La preuve, a-t-on dit, que M. Jacob n'avait pas le pouvoir qu'il s'attribuait, c'est qu'il a refusé d'aller guérir dans un hôpital sous les yeux de gens compétents pour apprécier la réalité des cures.


Deux raisons ont dû motiver ce refus. D'abord, il ne pouvait se dissimuler que l'offre qui lui était faite n'était pas dictée par la sympathie, mais un défi qu'on lui proposait. Si, sur une salle de trente malades, il n'en avait mis sur pieds ou soulagé que trois ou quatre, on n'aurait pas manqué de dire que cela ne prouvait rien et qu'il avait échoué.

En second lieu, il faut tenir compte des circonstances qui peuvent favoriser ou paralyser son action fluidique. Lorsqu'il est entouré de malades qui viennent à lui volontairement, la confiance qu'ils apportent les prédispose. N'admettant aucun étranger attiré par la curiosité, il se trouve dans un milieu sympathique qui le prédispose lui-même ; il est tout à lui ; son esprit se concentre librement, et son action a toute sa puissance. Dans une salle d'hôpital, inconnu des malades habitués aux soins de leurs médecins dont ce serait suspecter l'habileté que d'avoir foi en autre chose qu'en leur médication, sous les regards inquisiteurs et moqueurs de gens prévenus, intéressés à le dénigrer ; qui, au lieu de le seconder par le concours d'intentions bienveillantes, craindraient plus qu'ils ne désireraient de le voir réussir, parce que le succès d'un zouave ignorant serait un démenti donné à leur savoir, il est évident que, sous l'empire de ces impressions et de ces effluves antipathiques, sa faculté se trouverait neutralisée. Le tort de ces messieurs, en cela comme lorsqu'il s'est agi du somnambulisme, a toujours été de croire que ces sortes de phénomènes se manœuvraient à volonté comme une pile électrique.
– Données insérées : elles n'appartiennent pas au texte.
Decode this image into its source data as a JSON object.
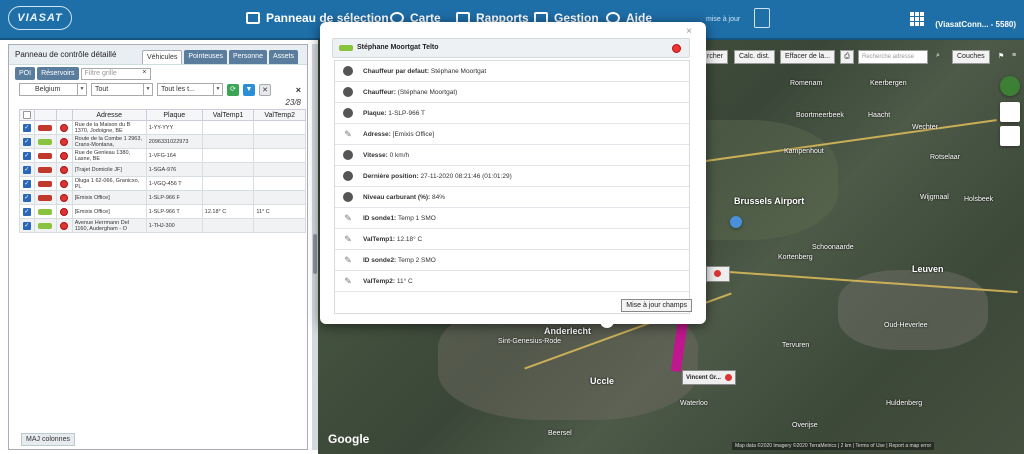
{
  "header": {
    "logo": "VIASAT",
    "nav": [
      {
        "label": "Panneau de sélection",
        "icon": "monitor-icon"
      },
      {
        "label": "Carte",
        "icon": "map-icon"
      },
      {
        "label": "Rapports",
        "icon": "report-icon"
      },
      {
        "label": "Gestion",
        "icon": "settings-icon"
      },
      {
        "label": "Aide",
        "icon": "help-icon"
      }
    ],
    "update_text": "mise à jour",
    "account": "(ViasatConn... - 5580)"
  },
  "left_panel": {
    "title": "Panneau de contrôle détaillé",
    "tabs": [
      "Véhicules",
      "Pointeuses",
      "Personne",
      "Assets"
    ],
    "buttons": [
      "POI",
      "Réservoirs"
    ],
    "filter_placeholder": "Filtre grille",
    "filter_clear": "×",
    "country": "Belgium",
    "status": "Tout",
    "type": "Tout les t...",
    "count": "23/8",
    "close": "×",
    "columns": [
      "Adresse",
      "Plaque",
      "ValTemp1",
      "ValTemp2"
    ],
    "rows": [
      {
        "addr": "Rue de la Maison du B 1370, Jodoigne, BE",
        "plate": "1-YY-YYY",
        "t1": "",
        "t2": "",
        "color": "#c0392b"
      },
      {
        "addr": "Route de la Combe 1 2963, Crans-Montana,",
        "plate": "2096331022973",
        "t1": "",
        "t2": "",
        "color": "#8ac43e"
      },
      {
        "addr": "Rue de Genleau 1380, Lasne, BE",
        "plate": "1-VFG-164",
        "t1": "",
        "t2": "",
        "color": "#c0392b"
      },
      {
        "addr": "[Trajet Domicile JF]",
        "plate": "1-SGA-976",
        "t1": "",
        "t2": "",
        "color": "#c0392b"
      },
      {
        "addr": "Oluga 1 62-066, Granicxo, PL",
        "plate": "1-VGQ-456 T",
        "t1": "",
        "t2": "",
        "color": "#c0392b"
      },
      {
        "addr": "[Emixis Office]",
        "plate": "1-SLP-966 F",
        "t1": "",
        "t2": "",
        "color": "#c0392b"
      },
      {
        "addr": "[Emixis Office]",
        "plate": "1-SLP-966 T",
        "t1": "12.18° C",
        "t2": "11° C",
        "color": "#8ac43e"
      },
      {
        "addr": "Avenue Herrmann Del 1160, Audergham - O",
        "plate": "1-THJ-300",
        "t1": "",
        "t2": "",
        "color": "#8ac43e"
      }
    ],
    "maj_colonnes": "MAJ colonnes"
  },
  "map": {
    "toolbar": [
      "rcher",
      "Calc. dist.",
      "Effacer de la..."
    ],
    "search_placeholder": "Recherche adresse",
    "couches": "Couches",
    "labels": [
      {
        "t": "Romenam",
        "big": false
      },
      {
        "t": "Keerbergen",
        "big": false
      },
      {
        "t": "Boortmeerbeek",
        "big": false
      },
      {
        "t": "Haacht",
        "big": false
      },
      {
        "t": "Wechter",
        "big": false
      },
      {
        "t": "Kampenhout",
        "big": false
      },
      {
        "t": "Rotselaar",
        "big": false
      },
      {
        "t": "Brussels Airport",
        "big": true
      },
      {
        "t": "Wijgmaal",
        "big": false
      },
      {
        "t": "Holsbeek",
        "big": false
      },
      {
        "t": "Schoonaarde",
        "big": false
      },
      {
        "t": "Kortenberg",
        "big": false
      },
      {
        "t": "Leuven",
        "big": true
      },
      {
        "t": "Anderlecht",
        "big": true
      },
      {
        "t": "Uccle",
        "big": true
      },
      {
        "t": "Tervuren",
        "big": false
      },
      {
        "t": "Oud-Heverlee",
        "big": false
      },
      {
        "t": "Waterloo",
        "big": false
      },
      {
        "t": "Overijse",
        "big": false
      },
      {
        "t": "Sint-Genesius-Rode",
        "big": false
      },
      {
        "t": "Huldenberg",
        "big": false
      },
      {
        "t": "Beersel",
        "big": false
      }
    ],
    "marker1_label": "Vincent Gr...",
    "google": "Google",
    "attribution": "Map data ©2020 Imagery ©2020 TerraMetrics | 2 km | Terms of Use | Report a map error"
  },
  "modal": {
    "close": "×",
    "title": "Stéphane Moortgat Telto",
    "fields": [
      {
        "label": "Chauffeur par defaut:",
        "value": "Stéphane Moortgat",
        "icon": "driver-icon"
      },
      {
        "label": "Chauffeur:",
        "value": "(Stéphane Moortgat)",
        "icon": "driver-icon"
      },
      {
        "label": "Plaque:",
        "value": "1-SLP-966 T",
        "icon": "plate-icon"
      },
      {
        "label": "Adresse:",
        "value": "[Emixis Office]",
        "icon": "pin-icon"
      },
      {
        "label": "Vitesse:",
        "value": "0 km/h",
        "icon": "speedometer-icon"
      },
      {
        "label": "Dernière position:",
        "value": "27-11-2020 08:21:46 (01:01:29)",
        "icon": "calendar-icon"
      },
      {
        "label": "Niveau carburant (%):",
        "value": "84%",
        "icon": "fuel-icon"
      },
      {
        "label": "ID sonde1:",
        "value": "Temp 1 SMO",
        "icon": "pin-icon"
      },
      {
        "label": "ValTemp1:",
        "value": "12.18° C",
        "icon": "pin-icon"
      },
      {
        "label": "ID sonde2:",
        "value": "Temp 2 SMO",
        "icon": "pin-icon"
      },
      {
        "label": "ValTemp2:",
        "value": "11° C",
        "icon": "pin-icon"
      }
    ],
    "update_button": "Mise à jour champs"
  }
}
Les guérisons de ce genre sont spontanées, imprévues et ne peuvent être préméditées ni mises au concours. Ajoutons à cela que le pouvoir guérissant n'est point permanent ; tel qui le possède aujourd'hui, peut le voir cesser au moment où il s'y attend le moins ; ces intermittences prouvent qu'il dépend d'une cause indépendante de la volonté du guérisseur, et déjouent les calculs du charlatanisme.
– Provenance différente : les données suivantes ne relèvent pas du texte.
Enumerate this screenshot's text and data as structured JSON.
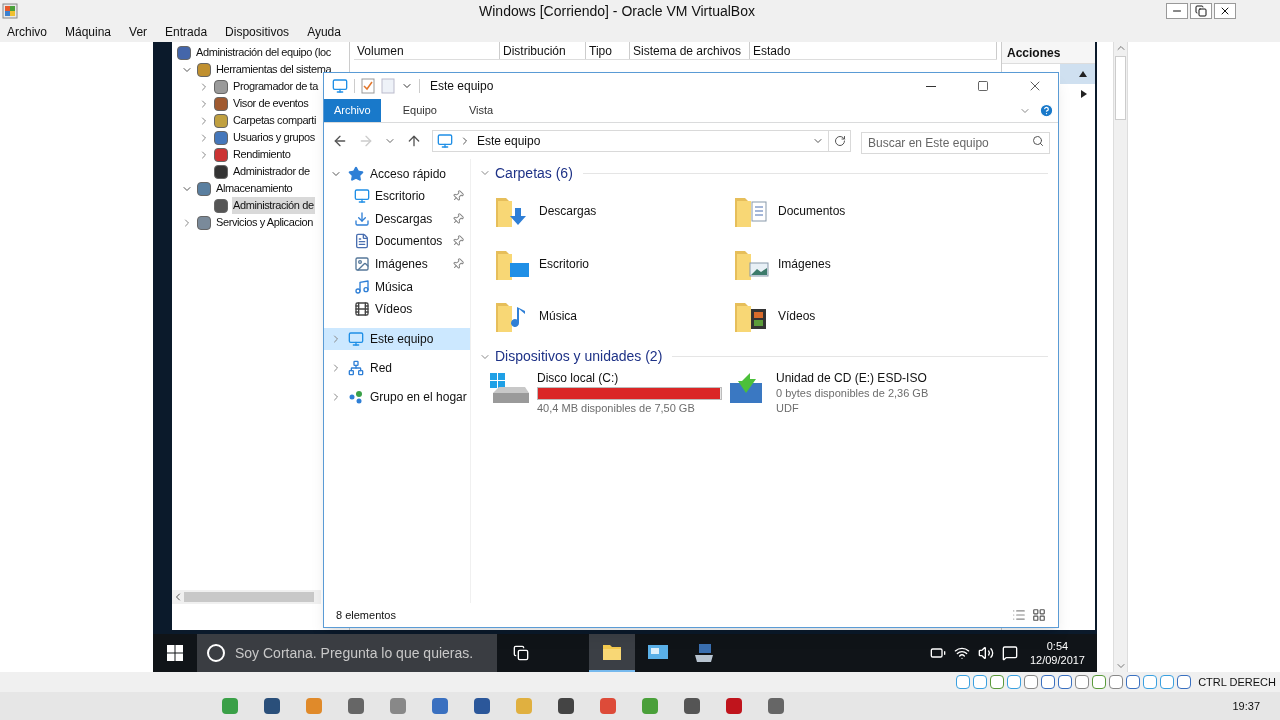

Nota. M. Jacob n'a point encore repris le cours de ses guérisons ; nous en ignorons le motif, et il ne paraît pas qu'il y ait rien de fixé sur l'époque où il les recommencera si cela doit avoir lieu. En attendant, nous apprenons que la médiumnité guérissante se propage en différentes localités, avec des aptitudes diverses.